# Copy Constraints

Recall that gate constraints do not enforce the equalities of wire values making inconsistencies across the circuit. We generalize copy constraints to the following problem.

Let $$k \in \{1, \dots, 3n\}$$ and $$\{i_1, \dots, i_k\} \subseteq \mathcal{I}$$ satisfying $$i_1 < i_2 < \dots < i_k$$. We would like to show that $$x_{i_1} = x_{i_2} = \dots = x_{i_k}.$$

The technique for proving this problem is tricky. We form the pairs of index-value and make them into a sequence $$\big((i_1, x_{i_1}), (i_2, x_{i_2}), \dots, (i_k, x_{i_k})\big).$$ It can be observed that if $$x_{i_1} = x_{i_2} = \dots = x_{i_k}$$, then, if we rotate the indices among the pairs, we achieve a sequence
$$\big((i_k, x_{i_1}), (i_1, x_{i_2}), \dots, (i_{k - 1}, x_{i_k})\big)$$ that is permutation of the previous sequence. Notice that we just rotated the indices $$1$$ step to the left and this is the recommended rotation. This fact helps imply the other direction of the fact. For more details, we use the following observation

Observation. $$\big((i_1, x_{i_1}), (i_2, x_{i_2}), \dots, (i_k, x_{i_k})\big)$$ is a permutation of $$\big((i_k, x_{i_1}), (i_1, x_{i_2}), \dots, (i_{k - 1}, x_{i_k})\big)$$ if and only if $$x_{i_1} = x_{i_2} = \dots = x_{i_k}$$.

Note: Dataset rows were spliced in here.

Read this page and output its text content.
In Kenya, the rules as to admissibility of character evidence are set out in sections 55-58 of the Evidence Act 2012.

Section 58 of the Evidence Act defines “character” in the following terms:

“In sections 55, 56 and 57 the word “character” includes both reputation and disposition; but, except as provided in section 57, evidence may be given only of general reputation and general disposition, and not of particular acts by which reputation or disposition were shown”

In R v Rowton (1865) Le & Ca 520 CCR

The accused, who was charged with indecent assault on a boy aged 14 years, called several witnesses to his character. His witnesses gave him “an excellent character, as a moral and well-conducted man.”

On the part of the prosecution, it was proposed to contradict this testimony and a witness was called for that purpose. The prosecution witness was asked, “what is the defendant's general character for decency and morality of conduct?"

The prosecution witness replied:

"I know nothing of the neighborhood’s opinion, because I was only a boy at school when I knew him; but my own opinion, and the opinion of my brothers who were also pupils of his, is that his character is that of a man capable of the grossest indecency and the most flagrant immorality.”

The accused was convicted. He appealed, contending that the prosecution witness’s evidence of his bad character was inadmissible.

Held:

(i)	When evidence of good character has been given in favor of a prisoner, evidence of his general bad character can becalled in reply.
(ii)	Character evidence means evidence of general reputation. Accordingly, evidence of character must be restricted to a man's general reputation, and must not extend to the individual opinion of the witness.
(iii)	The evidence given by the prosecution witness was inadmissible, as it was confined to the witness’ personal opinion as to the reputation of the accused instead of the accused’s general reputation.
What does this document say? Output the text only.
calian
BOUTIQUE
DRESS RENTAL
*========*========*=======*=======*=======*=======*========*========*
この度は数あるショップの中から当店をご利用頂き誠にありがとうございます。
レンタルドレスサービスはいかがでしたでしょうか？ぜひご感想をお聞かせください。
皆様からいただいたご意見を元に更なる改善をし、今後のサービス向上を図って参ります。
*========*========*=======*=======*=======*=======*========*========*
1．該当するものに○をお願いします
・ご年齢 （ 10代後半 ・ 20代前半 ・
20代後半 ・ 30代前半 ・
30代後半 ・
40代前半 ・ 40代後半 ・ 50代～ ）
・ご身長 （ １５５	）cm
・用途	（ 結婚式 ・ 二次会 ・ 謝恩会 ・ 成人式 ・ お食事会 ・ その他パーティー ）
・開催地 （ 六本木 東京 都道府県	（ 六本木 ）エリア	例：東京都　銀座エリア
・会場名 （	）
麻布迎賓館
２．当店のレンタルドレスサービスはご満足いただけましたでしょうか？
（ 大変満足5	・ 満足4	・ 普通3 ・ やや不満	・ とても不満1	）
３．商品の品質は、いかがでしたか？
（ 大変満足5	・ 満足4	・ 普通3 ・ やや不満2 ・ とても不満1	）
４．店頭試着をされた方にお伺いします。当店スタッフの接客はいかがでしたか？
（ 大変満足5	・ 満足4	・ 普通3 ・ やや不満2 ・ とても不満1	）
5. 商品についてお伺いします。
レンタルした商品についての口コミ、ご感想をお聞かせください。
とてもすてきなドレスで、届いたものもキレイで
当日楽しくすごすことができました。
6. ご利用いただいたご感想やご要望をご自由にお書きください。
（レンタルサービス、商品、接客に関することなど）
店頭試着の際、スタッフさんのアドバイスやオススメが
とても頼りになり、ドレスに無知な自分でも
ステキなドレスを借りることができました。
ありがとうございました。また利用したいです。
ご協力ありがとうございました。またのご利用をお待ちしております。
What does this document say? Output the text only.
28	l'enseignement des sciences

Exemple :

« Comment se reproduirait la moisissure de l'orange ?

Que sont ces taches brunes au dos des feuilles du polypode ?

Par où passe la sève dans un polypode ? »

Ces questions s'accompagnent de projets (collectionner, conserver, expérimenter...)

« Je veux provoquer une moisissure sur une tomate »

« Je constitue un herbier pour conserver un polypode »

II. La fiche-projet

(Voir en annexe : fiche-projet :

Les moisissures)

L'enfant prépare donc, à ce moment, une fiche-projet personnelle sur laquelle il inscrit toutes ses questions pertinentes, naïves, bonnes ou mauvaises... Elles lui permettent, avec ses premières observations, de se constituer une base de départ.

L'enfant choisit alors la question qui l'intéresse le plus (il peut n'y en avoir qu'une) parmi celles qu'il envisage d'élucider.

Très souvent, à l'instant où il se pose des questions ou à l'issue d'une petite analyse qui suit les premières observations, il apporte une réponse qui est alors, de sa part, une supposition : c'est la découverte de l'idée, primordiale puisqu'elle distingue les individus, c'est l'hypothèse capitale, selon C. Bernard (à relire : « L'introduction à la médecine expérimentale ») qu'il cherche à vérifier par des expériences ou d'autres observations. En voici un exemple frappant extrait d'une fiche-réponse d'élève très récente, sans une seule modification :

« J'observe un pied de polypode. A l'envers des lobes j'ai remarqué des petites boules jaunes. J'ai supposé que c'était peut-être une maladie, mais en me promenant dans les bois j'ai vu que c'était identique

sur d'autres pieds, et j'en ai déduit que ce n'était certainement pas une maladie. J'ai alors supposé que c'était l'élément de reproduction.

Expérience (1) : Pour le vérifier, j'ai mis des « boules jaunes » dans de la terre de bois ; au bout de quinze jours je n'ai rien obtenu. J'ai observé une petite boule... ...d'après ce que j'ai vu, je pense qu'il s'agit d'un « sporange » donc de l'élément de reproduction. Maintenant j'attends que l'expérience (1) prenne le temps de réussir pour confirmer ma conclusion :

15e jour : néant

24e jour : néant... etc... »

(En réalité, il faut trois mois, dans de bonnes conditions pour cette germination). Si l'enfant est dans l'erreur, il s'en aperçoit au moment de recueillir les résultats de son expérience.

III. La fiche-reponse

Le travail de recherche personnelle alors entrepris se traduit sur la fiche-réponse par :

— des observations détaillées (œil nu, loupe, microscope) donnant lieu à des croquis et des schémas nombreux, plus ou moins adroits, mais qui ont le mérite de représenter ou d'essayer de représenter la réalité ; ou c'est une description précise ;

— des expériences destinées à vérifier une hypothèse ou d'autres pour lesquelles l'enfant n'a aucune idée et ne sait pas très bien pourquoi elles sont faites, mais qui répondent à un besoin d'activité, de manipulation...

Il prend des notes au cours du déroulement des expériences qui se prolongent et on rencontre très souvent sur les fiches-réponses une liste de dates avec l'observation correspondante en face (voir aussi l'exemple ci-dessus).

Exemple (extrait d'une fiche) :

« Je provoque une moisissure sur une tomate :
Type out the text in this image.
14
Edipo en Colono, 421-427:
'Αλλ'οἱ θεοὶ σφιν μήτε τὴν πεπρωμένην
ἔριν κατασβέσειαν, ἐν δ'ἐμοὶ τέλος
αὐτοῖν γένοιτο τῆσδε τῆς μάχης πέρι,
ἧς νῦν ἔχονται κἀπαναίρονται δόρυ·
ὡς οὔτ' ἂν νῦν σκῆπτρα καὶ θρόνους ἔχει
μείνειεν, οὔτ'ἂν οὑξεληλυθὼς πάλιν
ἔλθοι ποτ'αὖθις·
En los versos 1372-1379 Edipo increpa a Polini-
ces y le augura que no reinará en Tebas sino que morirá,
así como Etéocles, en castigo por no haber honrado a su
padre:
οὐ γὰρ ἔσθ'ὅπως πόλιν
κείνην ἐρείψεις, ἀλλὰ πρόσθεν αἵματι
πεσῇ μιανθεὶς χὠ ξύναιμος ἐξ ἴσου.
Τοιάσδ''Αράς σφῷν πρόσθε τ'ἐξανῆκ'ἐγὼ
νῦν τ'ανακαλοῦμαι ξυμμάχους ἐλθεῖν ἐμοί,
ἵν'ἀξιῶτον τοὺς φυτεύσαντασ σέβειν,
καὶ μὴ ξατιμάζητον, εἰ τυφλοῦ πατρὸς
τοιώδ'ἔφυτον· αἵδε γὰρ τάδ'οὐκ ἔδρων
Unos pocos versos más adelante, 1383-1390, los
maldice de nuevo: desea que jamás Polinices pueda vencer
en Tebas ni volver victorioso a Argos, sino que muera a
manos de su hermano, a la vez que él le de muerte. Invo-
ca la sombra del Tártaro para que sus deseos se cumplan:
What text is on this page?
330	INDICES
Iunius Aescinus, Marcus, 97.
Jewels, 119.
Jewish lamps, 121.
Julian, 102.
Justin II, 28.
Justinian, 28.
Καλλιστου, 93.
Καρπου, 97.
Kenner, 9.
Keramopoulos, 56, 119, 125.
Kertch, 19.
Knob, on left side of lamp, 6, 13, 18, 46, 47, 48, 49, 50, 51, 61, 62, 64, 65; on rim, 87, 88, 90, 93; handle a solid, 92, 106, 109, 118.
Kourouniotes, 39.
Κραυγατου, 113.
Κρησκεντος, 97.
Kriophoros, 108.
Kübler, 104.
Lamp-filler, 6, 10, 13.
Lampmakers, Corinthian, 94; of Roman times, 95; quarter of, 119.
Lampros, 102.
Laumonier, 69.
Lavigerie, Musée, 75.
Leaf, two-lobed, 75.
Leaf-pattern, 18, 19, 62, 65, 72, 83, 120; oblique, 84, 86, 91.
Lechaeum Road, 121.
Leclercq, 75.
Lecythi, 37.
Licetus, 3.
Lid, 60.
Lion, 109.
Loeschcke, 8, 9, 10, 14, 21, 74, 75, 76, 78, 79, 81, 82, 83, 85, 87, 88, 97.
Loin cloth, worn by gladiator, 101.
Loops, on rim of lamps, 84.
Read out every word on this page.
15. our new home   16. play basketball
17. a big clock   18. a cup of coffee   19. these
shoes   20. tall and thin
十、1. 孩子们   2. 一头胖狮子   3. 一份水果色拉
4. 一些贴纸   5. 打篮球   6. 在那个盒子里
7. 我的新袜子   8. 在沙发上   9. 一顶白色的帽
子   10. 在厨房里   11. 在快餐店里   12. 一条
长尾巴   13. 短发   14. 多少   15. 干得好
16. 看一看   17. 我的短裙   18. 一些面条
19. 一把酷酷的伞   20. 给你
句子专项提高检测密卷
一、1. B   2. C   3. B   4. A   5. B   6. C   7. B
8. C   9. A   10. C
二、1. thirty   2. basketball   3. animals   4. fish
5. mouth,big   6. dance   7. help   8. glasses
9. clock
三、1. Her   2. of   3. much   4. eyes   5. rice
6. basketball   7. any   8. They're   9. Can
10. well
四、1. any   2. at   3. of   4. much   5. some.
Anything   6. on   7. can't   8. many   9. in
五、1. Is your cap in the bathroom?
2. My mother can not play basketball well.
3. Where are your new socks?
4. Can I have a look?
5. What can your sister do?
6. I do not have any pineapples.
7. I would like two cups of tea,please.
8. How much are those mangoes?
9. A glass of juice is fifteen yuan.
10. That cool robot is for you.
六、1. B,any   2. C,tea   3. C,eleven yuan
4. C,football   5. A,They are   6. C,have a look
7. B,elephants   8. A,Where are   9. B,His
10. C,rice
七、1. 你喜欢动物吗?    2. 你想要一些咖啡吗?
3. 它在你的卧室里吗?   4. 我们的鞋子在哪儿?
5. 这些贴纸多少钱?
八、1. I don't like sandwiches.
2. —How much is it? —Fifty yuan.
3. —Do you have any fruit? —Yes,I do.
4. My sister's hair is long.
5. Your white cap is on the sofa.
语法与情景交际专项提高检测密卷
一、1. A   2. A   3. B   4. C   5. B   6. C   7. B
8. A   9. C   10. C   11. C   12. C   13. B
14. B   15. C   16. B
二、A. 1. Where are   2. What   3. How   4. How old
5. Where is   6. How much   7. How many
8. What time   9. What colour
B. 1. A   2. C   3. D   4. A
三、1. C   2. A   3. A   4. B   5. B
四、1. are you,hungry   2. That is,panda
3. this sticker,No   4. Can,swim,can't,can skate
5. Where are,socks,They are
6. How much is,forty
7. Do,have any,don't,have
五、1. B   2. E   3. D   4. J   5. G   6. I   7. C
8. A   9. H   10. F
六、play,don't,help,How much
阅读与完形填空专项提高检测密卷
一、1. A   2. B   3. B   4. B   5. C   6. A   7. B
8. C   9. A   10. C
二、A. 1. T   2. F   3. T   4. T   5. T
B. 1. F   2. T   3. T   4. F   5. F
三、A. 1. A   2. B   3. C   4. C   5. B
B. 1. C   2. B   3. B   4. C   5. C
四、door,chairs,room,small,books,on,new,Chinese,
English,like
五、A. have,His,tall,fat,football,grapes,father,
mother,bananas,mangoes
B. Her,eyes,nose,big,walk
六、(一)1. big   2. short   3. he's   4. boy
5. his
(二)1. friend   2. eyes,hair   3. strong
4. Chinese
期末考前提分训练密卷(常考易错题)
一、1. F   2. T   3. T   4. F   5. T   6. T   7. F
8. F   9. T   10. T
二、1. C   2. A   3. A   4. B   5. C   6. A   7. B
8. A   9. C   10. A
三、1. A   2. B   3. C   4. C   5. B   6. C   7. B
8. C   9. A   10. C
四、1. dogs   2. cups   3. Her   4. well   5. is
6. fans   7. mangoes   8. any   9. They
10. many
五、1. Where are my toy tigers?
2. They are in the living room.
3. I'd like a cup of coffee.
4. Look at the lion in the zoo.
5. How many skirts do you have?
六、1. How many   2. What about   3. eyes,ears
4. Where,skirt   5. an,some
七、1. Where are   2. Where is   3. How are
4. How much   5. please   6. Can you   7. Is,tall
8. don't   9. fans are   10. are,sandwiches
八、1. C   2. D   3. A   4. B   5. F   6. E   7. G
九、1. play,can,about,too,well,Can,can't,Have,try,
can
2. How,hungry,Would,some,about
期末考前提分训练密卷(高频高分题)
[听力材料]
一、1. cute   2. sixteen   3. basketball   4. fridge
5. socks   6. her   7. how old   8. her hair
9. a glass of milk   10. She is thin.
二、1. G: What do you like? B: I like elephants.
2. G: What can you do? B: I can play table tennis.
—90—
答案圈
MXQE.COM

Proof. The proof is as follows:

"$$\Leftarrow$$": This direction is straightforward.

"$$\Rightarrow$$": Since the two sequences are permutation of each other, for $$j \in \{1, \dots, k\}$$ we consider $$(i_j, x_{i_j})$$ from the first sequence. It can be seen that $$(i_j, x_{i_{(j \mod k) + 1}})$$ from the second sequence is the only one that is equal $$j \in \{1, \dots, k\}$$ since they share the unique prefix $$i_j$$. Hence, $$x_{i_j} = x_{i_{(j \mod k) + 1}}$$. Following this argument, we see that $$x_{i_1} = x_{i_2}, x_{i_2} = x_{i_3}, \dots, x_{i_{k - 1}} = x_{i_k}, x_{i_k} = x_{i_1}$$. Thus, $$x_{i_1} = x_{i_2} = \dots = x_{i_k}$$.

#### General paradigm for proving copy constraints of the entire circuit

Recall that $$x : \mathcal{I} \to \mathbb{F}$$. We can deterministically determine a partition of $$\mathcal{I}$$ such that $$\mathcal{I} = \bigcup_{j = 1}^{\ell_{\mathsf{in}} + n} \mathcal{I}_j$$

where $$\ell_{\mathsf{in}} + n$$ is the number of wires of the original circuits, namely, $$\ell_{\mathsf{in}}$$ input wires and $$n$$ output wires of all gates. Hence each subset $$\mathcal{I}_j$$ is the set of wire labels whose value are all equal to the same wire value of the original circuit. We hence obtain a rotation of indices for each subset $$\mathcal{I}_j$$. By unifying all those rotations, we achieve a permutation $$\sigma : \mathcal{I}\to\mathcal{I}$$ such that

$$\big((a_1, x_{a_1}), \dots, (a_n, x_{a_n}), (b_1, x_{b_1}), \dots, (b_n, x_{b_n}), (c_1, x_{c_1}), \dots, (c_n, x_{c_n})\big)$$

is a permutation of

$$\big((\sigma(a_1), x_{a_1}), \dots, (\sigma(a_n), x_{a_n}), (\sigma(b_1), x_{b_1}), \dots, (\sigma(b_n), x_{b_n}), (\sigma(c_1), x_{c_1}), \dots, (\sigma(c_n), x_{c_n})\big).$$ Such guaranteed permutation relation implies the consistencies among wires of the circuit.

Recall the example in Breaking Circuit with the following copy constraints. $$\begin{cases} u = x_{a_1} = x_{a_2} = x_{b_1},\\ v = x_{b_2} = x_{b_5},\\ z_1 = x_{a_4} = x_{c_1},\\ z_2 = x_{a_3} = x_{c_2},\\ z_3 = x_{b_4} = x_{c_3},\\ z_4 = x_{a_5} = x_{c_4},\\ z_5 = x_{a_6} = x_{c_5},\\ z_6 = x_{c_6}.\ \end{cases}$$ We achieve the partition $$\big\{\{a_1, a_2, b_1\}, \{b_2, b_5\}, \{a_4, c_1\}, \{a_3, c_2\}, \{b_4, c_3\}, \{a_5, c_4\}, \{a_6, c_5\}, \{c_6\}\big\}.$$ We hence can achive the permutation $$\sigma: \mathcal{I}\to\mathcal{I}$$ as follows: $$\begin{array}[ccc]\\ \sigma(a_1) = b_1, &\sigma(a_2) = a_1, &\sigma(b_1) = a_2,\\ \sigma(b_2) = b_5, &\sigma(b_5) = b_2,\\ \sigma(a_4) = c_1, &\sigma(c_1) = a_4,\\ \sigma(a_3) = c_2, &\sigma(c_2) = a_3,\\ \sigma(b_4) = c_3, &\sigma(c_3) = b_4,\\ \sigma(a_5) = c_4, &\sigma(c_4) = a_5,\\ \sigma(a_6) = c_5, &\sigma(c_5) = a_6,\\ \sigma(c_6) = c_6. \end{array}$$